I noticed somewhere in the back of mind that he sounded angry again and almost – was I just imagining it? – panicky. I didn’t care, though. Nothing mattered anymore. Nothing mattered but that boat. I thought I caught a glimpse of light reflecting off the side of it somewhere deep in the tunnel. I redoubled my efforts.

That was when the whirlpool hit or I guess, more accurately, that was when I hit the whirlpool. It was gloomy in there – almost dark – and I had been so preoccupied that I hadn’t noticed it. The water grabbed me and jerked me to the left – much faster than I had ever managed to swim even when I was working with the current. Then the water swung me up and to the right before dragging me backward again.

“Help!” I screamed as I felt the water start to pull me downward as well. When I was a kid I used to bring my toys into the bathtub. After I pulled the drain, I’d watch as they swirled around and around and finally got pulled down the vortex. There was a grate over the drain, so I never lost my toys. I did not think that I was going to be quite so lucky – if being smashed against a storm drain can be considered lucky.

Water filled my mouth. I spit it out, gulped air and managed to yell again, “Help! Help me! I need out of here!!!”

Suddenly a strong hand grasped my collar from behind. I felt myself being pulled against the pull of the whirlpool back toward the main tunnel, back toward my family. Finally I felt the pull of the water release me and I was back in the gentle water once more. I gasped and spluttered and finally was able to take several deep breaths. Relief flooded through me. I was alive! I was out of danger.

Or so I thought.

I turned to find my rescurer. My dad had grabbed hold of an outcrop from the wall to ground himself and reached through the torrent to drag me to safety. He was gasping from the effort, but he recovered his breath quickly enough.

“How many stupid, idiotic, impulsive things are you going to do, young man, before you get yourself killed? You know what? You are not even a young man. You’re too foolish to deserve such an appellation. You are just a crazy kid. That’s all you are – a crazy kid. Why won’t you listen? I told you to come back! I yelled after you! You have never listened, though, have you? You never have tried to obey. Listen to your father! He just might -- just maybe -- see a whirlpool ahead that you just might – just maybe – ought not to swim into! Crimeny!” He started to swim back toward Mom and Brittney still muttering, “Of all the stupid, headstrong, arrogant . . .”

I lost track of the rest as he got farther ahead of me and the splash of the water sounded in my ears as I started to swim after him. I think I caught enough of the general drift to get his meaning, though.

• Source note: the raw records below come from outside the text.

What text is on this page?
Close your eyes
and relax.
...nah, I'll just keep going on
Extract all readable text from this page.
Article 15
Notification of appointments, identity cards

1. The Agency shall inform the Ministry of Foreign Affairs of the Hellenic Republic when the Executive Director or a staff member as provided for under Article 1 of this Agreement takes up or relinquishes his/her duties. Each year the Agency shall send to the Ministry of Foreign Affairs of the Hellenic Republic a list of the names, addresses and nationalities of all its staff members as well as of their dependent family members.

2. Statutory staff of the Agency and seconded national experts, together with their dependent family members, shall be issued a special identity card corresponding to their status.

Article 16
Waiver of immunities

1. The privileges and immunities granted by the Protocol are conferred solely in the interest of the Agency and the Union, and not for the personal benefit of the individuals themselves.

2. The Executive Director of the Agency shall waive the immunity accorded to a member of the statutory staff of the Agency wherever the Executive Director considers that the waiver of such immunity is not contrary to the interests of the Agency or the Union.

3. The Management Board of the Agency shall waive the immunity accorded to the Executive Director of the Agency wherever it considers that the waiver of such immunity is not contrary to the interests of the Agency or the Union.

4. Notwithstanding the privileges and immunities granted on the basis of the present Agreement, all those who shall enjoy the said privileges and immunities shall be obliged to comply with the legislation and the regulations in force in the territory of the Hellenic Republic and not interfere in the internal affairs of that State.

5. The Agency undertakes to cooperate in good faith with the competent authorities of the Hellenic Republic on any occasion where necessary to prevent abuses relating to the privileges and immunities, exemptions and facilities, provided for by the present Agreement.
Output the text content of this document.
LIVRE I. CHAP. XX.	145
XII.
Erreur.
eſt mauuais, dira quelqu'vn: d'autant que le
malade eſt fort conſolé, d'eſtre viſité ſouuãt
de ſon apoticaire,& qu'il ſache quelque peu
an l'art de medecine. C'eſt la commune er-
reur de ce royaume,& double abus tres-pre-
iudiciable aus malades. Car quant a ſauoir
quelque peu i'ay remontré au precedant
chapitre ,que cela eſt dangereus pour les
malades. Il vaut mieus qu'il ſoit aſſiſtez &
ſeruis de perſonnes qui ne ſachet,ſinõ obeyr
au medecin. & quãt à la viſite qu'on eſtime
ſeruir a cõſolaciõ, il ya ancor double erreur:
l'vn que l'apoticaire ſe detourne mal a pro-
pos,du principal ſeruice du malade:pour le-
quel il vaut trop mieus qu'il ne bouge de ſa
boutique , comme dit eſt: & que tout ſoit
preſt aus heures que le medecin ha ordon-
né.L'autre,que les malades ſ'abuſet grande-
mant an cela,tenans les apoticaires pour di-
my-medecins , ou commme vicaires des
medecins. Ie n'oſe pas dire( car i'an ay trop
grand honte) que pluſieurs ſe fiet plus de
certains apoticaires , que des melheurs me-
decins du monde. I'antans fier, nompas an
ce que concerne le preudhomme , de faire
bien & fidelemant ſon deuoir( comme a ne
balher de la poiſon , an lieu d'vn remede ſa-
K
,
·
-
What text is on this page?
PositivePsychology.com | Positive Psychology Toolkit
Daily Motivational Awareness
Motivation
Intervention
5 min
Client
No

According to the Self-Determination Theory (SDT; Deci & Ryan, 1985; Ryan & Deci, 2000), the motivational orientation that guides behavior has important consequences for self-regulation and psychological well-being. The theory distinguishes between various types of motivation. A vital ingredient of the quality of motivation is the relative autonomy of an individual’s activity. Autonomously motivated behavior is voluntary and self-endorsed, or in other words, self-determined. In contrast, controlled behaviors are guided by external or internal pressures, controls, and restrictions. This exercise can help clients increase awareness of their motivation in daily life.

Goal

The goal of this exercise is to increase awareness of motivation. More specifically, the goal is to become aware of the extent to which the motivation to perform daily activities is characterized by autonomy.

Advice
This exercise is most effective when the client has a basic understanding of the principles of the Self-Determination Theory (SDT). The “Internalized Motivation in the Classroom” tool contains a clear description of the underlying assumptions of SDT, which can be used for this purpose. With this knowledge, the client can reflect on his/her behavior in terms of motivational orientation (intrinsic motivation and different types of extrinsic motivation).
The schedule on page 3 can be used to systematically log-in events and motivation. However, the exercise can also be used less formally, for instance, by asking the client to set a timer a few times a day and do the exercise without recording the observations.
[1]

I don’t know if it was because of the verbal lashing from my dad or because I knew I couldn’t ever get past that whirlpool unless I were in a boat, but I let go so completely of the dream of being the people in the boat I had just seen that I did not even look back. My heart said goodbye as it sunk deeper and deeper into the pit of my stomach and I swam closer and closer to the family I had left behind.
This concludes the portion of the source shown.